Aanvankelijk
had de
achterzaal van
Oude Delft 197 op de begane grond naar de tuin toe slechts twee
schuiframen. Deze zaal was in feite helemaal gericht naar de grote
schoorsteen, en had met de tuin weinig van doen. Buiten tegen de gevel
lag eerst nog het verharde plaatsje met een comptoir of brandkast en
een ‘secreet’ of
‘heimelijkheid’. Dat laatste was heel gewoon. Veel
huizen, buitenhuizen en boerderijen hadden een (primitieve) plee in de
tuin; vaak niet meer dan een plank met een gat erin en
daaronder een bak die in de beerput werd geleegd. Zulk gemak gaf veel
narigheid. Het met micro-organismen besmette vocht uit beerput sijpelde
naar de waterput en veroorzaakte zo tyfus of beerputkoorts. Pas
na deze plaats begon de eigenlijke tuin, die als boomgaard in hoofdzaak
met fruitbomen bezet was. Ook zullen er wel groente en kruiden zijn
gekweekt. Die fruitbomen hadden economische waarde, en werden daarom in
een huurcontract met name genoemd en beschermd.

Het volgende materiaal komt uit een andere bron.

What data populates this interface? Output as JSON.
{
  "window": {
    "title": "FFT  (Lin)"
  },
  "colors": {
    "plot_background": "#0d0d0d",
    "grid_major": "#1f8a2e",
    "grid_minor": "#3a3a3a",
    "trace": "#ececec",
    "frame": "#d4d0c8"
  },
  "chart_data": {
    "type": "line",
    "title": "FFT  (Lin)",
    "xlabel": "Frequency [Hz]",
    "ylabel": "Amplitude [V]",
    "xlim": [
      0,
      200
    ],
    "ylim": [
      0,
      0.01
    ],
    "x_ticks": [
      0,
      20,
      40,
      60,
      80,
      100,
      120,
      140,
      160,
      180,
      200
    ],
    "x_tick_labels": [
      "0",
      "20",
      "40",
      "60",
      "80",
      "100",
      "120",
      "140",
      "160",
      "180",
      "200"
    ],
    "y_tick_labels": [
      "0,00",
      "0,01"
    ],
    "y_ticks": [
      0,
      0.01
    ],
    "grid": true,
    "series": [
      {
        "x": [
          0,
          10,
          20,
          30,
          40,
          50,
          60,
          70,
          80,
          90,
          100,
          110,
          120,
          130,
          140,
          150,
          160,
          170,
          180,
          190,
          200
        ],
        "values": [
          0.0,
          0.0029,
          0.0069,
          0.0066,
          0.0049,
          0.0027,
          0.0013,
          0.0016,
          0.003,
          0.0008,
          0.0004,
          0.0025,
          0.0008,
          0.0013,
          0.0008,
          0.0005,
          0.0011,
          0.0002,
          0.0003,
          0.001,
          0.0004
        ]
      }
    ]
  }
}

Zo was er in 1615 al veel aandacht gegeven aan de druivenstokken, die
een heel zonnige standplaats hadden aan de zuidkant van een noordelijke
tuinmuur. Blijkens de kadastrale opmeting waren die druiven in 1830 nog
steeds aanwezig; en wel naar Westlandse trant geplant in een staande
serre die tegen de scheidingsmuur leunde.
Gezelligheid
De echte liefhebbers zoals Hendrik Jorisz D'Aquet zullen er wellicht
ook exotische gewassen hebben gekweekt, die met de handelsvaart naar
Delft toe kwamen en die vervolgens trots aan vrienden en relaties
werden vertoond. Zo werd het contact met de natuur ook een middel tot
gezelligheid en ontspanning, en verhoogde het de status. De beau monde
ging zijn visite in de zomer buiten ontvangen, in tuinhuisjes en
theekoepels.
De familie Van der Graaf, bijvoorbeeld, de 17e eeuwse eigenaren van OD
197, had aan het begin van de 18de eeuw niet minder dan twee grote
tuinen aan de Buitenwatersloot. Hun innig geliefde, nagekomen
dochtertje Alida Wilhelmina mocht die erven.
Ruim
een eeuw
later, in
1824, had Regina Hacket dichter bij huis een zeer aantrekkelijk zitje
aan de waterkant weten te verwerven, door naast haar eigen
residentie OD 197 gewoon ook nog het naastgelegen huis Spijkerboor (OD
199) aan te kopen. Ook de Vrouwe van Zwammerdam (midden 19e eeuw)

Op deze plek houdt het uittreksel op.